DerrickWood / kraken2

The second version of the Kraken taxonomic sequence classification system
MIT License
709 stars 271 forks source link

custom db only from own fasta #371

Open aspitaleri opened 3 years ago

aspitaleri commented 3 years ago

Hi just to make sure that's proper way. I am building a kraken2 custom db using only my own fasta:

  1. kraken2-build --add-to-library file1.fasta --db test
  2. kraken2-build --add-to-library file2.fasta --db test and so on. then
  3. kraken2-build --download-taxonomy --db test
  4. kraken2-build --build --db test

is that okay? the step 3 take a while since it is downloading all taxonomy species. Is there any way to make quicker it, since I have just 10 fasta to generate my own db. Best

mihkelvaher commented 3 years ago

You could copy the taxonomy dir from an existing to the new db dir.

aspitaleri commented 3 years ago

Yes what I did! Just wondering how I can make sure that taxonomy dir is update version. Do I need to download every time or I can just update it? Best

mihkelvaher commented 3 years ago

Since the taxonomy files are usually passed around as compressed taxdumps (ftp://ftp.ncbi.nih.gov/pub/taxonomy/), I can't see a good way to say if the individual files need to be updated.

If you want to determine if anything has changed in the whole you could: 1) Keep the downloaded taxdump.zip (or any other format) file after decompressing. 2) Also download the corresponding md5 hash (taxdump.zip.md5). 3) If you want to check if anything has changed, just download the latest md5 hash and compare it to the previous one. If they differ, something's been changed.

Haven't tried it myself, but in principle, it should work. It could probably be added to Kraken but as you're not expected to build a database every day, I think the implementation effort could be spent elsewhere.
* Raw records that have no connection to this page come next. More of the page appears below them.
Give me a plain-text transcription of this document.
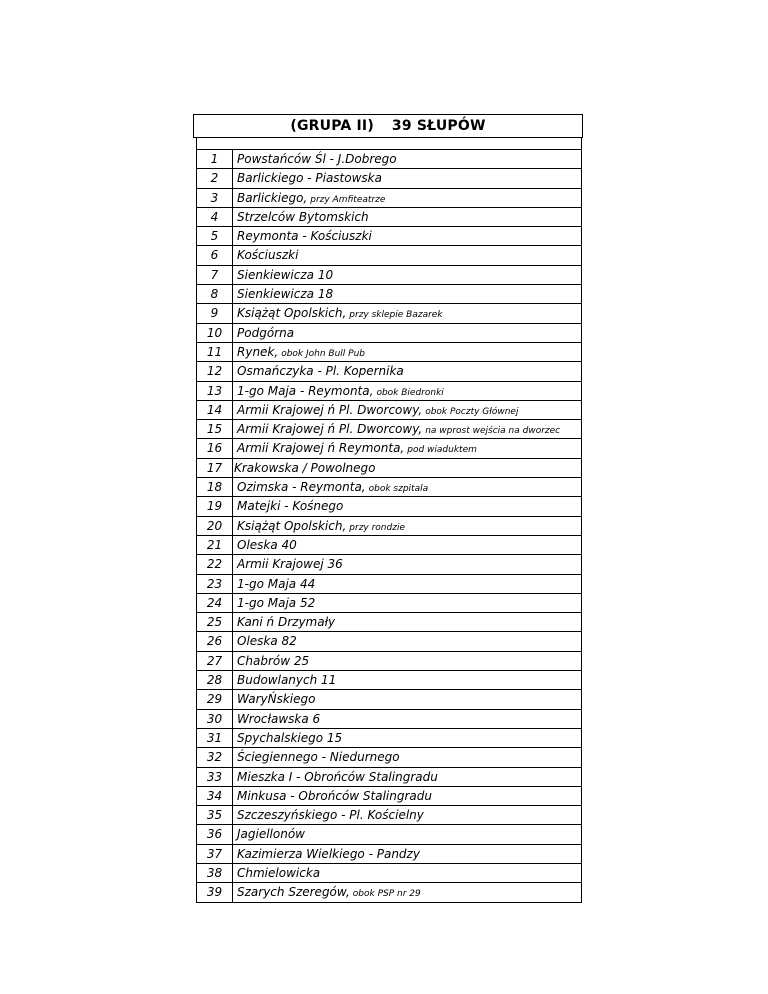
(GRUPA II) 39 SŁUPÓW
1	Powstańców Śl - J.Dobrego
2	Barlickiego - Piastowska
3	Barlickiego, przy Amfiteatrze
4	Strzelców Bytomskich
5	Reymonta - Kościuszki
6	Kościuszki
7	Sienkiewicza 10
8	Sienkiewicza 18
9	Książąt Opolskich, przy sklepie Bazarek
10	Podgórna
11	Rynek, obok John Bull Pub
12	Osmańczyka - Pl. Kopernika
13	1-go Maja - Reymonta, obok Biedronki
14	Armii Krajowej ń Pl. Dworcowy, obok Poczty Głównej
15	Armii Krajowej ń Pl. Dworcowy, na wprost wejścia na dworzec
16	Armii Krajowej ń Reymonta, pod wiaduktem
17 Krakowska / Powolnego
18	Ozimska - Reymonta, obok szpitala
19	Matejki - Kośnego
20	Książąt Opolskich, przy rondzie
21	Oleska 40
22	Armii Krajowej 36
23	1-go Maja 44
24	1-go Maja 52
25	Kani ń Drzymały
26	Oleska 82
27	Chabrów 25
28	Budowlanych 11
29	WaryŃskiego
30	Wrocławska 6
31	Spychalskiego 15
32	Ściegiennego - Niedurnego
33	Mieszka I - Obrońców Stalingradu
34	Minkusa - Obrońców Stalingradu
35	Szczeszyńskiego - Pl. Kościelny
36	Jagiellonów
37	Kazimierza Wielkiego - Pandzy
38	Chmielowicka
39	Szarych Szeregów, obok PSP nr 29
Or you could just look when was the file last modified on the ftp://ftp.ncbi.nih.gov/pub/taxonomy/ page :D

Also, the need to keep the taxonomy updated depends on your species. If their taxonomy is well determined and won't change in the near future, you might be making things too complex when the taxonomy is changed between some far away species you don't even care about.

Mihkel

aspitaleri commented 3 years ago

Thanks for the advice!